Mr. Feldman has experience in matters involving individuals charged with or under investigation for structuring offenses.

There are many cash businesses in the United States and there is nothing inherently improper or illegal about possessing large amounts of cash. But, depositing specific amounts of cash to structure transactions and to avoid certain reporting requirements is a serious violation of the law.

One way a person may “structure” a transaction is by depositing, withdrawing, or otherwise participating in transferring a total of more than $10,000.00 in cash or currency using a financial institution or bank by intentionally setting up or arranging a series of separate transactions, each one involving less than $10,000, in order to evade the currency-reporting requirement that would have applied if fewer transactions had been made.
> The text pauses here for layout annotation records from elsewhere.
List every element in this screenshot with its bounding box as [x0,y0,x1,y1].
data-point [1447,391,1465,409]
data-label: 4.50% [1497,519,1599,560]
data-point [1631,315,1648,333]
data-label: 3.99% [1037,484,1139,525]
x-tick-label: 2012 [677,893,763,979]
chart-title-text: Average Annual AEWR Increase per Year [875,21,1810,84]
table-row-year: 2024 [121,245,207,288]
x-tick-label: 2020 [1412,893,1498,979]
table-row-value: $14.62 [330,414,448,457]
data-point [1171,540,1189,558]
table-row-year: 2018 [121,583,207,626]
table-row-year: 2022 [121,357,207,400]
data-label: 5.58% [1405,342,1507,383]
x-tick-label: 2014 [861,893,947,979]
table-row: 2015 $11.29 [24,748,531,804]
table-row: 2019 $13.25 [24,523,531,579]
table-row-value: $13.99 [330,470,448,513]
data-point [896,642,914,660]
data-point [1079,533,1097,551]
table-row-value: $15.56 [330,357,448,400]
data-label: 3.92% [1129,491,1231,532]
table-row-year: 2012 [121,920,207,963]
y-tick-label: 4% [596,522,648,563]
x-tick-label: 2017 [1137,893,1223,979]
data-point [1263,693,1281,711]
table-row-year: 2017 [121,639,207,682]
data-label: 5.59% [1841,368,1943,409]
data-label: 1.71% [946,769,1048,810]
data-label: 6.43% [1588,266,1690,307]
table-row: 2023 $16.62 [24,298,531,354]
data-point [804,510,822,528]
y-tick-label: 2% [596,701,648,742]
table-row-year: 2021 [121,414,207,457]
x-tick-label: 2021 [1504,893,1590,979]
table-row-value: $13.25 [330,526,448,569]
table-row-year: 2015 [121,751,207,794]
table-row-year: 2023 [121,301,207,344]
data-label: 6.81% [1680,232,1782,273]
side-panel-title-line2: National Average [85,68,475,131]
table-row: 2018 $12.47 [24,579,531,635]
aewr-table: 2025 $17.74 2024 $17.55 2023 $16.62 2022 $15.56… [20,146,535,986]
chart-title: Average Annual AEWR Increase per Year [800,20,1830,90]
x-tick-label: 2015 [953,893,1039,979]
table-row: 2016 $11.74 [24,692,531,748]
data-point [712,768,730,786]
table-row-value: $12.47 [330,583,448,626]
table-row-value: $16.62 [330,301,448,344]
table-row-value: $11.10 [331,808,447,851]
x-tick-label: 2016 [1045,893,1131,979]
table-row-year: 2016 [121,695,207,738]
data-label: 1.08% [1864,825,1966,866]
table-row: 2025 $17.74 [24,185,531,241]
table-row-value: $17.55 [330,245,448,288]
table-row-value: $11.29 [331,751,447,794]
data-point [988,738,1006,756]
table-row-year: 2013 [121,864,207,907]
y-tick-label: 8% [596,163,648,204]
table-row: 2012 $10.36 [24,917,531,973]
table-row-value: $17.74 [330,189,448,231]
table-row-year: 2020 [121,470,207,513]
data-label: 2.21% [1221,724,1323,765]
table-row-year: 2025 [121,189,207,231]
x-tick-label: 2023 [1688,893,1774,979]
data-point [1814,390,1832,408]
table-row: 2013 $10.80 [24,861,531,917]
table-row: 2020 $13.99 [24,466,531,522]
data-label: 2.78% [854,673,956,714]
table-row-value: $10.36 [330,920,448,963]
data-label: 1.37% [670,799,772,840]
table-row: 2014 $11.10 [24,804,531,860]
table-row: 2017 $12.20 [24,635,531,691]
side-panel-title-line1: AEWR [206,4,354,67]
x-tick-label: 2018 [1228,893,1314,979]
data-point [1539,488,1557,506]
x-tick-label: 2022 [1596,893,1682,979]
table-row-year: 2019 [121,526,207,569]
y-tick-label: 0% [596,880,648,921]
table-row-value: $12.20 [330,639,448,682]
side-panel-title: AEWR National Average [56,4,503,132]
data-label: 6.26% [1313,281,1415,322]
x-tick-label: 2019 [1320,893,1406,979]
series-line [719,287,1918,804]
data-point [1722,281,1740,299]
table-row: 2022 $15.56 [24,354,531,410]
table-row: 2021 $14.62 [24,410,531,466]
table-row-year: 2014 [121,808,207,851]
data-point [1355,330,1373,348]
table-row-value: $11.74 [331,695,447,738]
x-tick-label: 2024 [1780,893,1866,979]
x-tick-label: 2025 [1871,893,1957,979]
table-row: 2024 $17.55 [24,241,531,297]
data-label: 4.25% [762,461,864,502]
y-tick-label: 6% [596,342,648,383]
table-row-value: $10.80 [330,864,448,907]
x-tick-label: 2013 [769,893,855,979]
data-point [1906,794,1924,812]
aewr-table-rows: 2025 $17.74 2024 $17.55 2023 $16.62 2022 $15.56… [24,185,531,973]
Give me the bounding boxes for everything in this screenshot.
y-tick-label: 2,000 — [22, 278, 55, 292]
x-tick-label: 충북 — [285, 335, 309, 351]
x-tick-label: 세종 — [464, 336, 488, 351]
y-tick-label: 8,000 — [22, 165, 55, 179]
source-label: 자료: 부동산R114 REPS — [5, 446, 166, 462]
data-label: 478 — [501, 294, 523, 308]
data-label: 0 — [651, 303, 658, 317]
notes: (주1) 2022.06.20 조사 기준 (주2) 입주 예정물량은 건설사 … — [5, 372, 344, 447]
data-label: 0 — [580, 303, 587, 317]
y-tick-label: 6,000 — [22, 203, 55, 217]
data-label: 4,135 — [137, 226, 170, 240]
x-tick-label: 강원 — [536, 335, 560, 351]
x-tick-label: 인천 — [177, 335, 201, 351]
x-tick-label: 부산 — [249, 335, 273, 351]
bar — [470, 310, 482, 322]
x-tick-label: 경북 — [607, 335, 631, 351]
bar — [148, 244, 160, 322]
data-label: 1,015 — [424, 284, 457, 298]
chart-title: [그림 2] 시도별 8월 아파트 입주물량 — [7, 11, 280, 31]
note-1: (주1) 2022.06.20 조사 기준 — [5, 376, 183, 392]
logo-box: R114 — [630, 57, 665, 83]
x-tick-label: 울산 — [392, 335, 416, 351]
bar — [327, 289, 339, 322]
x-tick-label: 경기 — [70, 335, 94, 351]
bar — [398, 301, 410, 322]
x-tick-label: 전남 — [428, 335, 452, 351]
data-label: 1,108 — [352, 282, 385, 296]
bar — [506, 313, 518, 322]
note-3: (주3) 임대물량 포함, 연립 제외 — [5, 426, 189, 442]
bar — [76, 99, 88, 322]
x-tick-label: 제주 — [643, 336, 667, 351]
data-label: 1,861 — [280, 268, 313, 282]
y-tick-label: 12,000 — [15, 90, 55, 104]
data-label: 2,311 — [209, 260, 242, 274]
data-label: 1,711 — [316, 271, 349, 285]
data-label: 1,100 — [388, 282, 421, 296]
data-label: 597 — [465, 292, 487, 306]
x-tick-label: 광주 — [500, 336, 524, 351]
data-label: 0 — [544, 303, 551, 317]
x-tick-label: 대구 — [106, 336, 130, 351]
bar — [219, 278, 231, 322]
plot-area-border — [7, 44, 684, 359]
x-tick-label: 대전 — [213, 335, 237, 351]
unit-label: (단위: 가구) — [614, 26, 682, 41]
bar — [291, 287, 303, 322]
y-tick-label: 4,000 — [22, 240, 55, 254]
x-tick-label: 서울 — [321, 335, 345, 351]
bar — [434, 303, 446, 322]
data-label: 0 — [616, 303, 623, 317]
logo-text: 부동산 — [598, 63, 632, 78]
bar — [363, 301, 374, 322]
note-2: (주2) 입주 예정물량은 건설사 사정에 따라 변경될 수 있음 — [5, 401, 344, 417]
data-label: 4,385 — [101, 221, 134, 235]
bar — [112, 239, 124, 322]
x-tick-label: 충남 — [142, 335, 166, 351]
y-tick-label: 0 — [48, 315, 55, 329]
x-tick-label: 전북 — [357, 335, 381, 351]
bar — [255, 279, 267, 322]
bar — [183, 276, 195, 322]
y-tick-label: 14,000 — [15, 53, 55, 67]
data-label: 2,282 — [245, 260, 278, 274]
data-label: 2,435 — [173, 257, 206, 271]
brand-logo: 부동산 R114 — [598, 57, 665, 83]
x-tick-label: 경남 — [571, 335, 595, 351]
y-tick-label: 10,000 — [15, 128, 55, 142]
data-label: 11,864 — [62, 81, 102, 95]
Domestic financial institutions and banks (with specific exceptions) are required to file currency-transaction reports (IRS Form 4789) with the government listing all deposits, withdrawals, transfers, or payments involving more than $10,000.00 in cash or currency. If a person knowingly avoids this requirement by “structuring” a transaction, he or she may be found guilty of a federal crime.

Significantly, the proceeds of transactions which are structured to further other federal criminal activity, e.g. federal criminal tax offenses, may also be forfeited by the U.S. government through either the criminal or civil forfeiture statutes.